Many Redditors shared similar stories.

"I used to work for a large farm equipment company, Sperry New Holland. This was in 1980and I was around 20. We worked with farm equipment dealers all over our area. One day, one of those particularly ornery dealers called my area and wanted to talk to a man that knew something. My boss happened to be standing at my desk at the time so I tried to hand him the phone. He said, you tell that guy that there aren't any men around here that know any thing!! One of the best bosses I ever had," u/writer978 said.

U/Mjummotron wrote, "I used to work tech support for a major computer company about 15-20 years ago. It was almost 50/50 men and women staffing the phones. I was seated next to a woman who took absolutely zero crap from anyone.

"She got a call from a customer in his late 50s who kept demanding to speak to a male colleague since it was a tech question and he wanted to make sure everyone understood the issue properly. Her reply was 'I'm sorry, none of my male colleagues are available but if you get your wife on the phone instead I'm sure we can solve the problem.' One of the best laughs I had at that job," the commenter continued.

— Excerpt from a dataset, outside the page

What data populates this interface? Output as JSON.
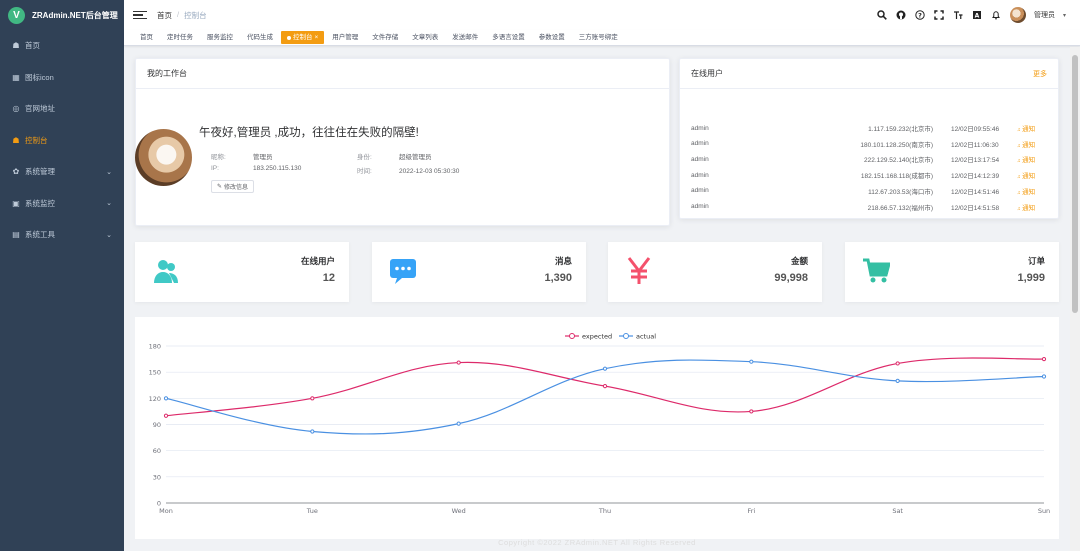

U/Competitive-Slice567 shared, "I run in an area as a paramedic where many of the population and even the EMTs are stuck in the 1950s. Had a crew ignore my female paramedic intern and give report to me cause the prevailing attitude was 'women can't be paramedics, let alone good ones'. I thanked them for their report, then said they could look at her and repeat the same report to her as she was in charge for the call and I was supervising. I swear you could've seen smoke come out of their ears, but they did as they were told and never gave me that attitude when I had an intern again."

"this crap is so goofy," u/rachel_higs commented, "when i worked in the automotive industry, the customer service team would always deal with that. men would get a female cs agent, demand the cs manager...who was a woman. then demand the cs/sales supervisor...who was a woman. then demand the director of operations...who was a woman. then demand the ceo...who was a woman. like bro, you're stuck with a man [laughing my a** off]."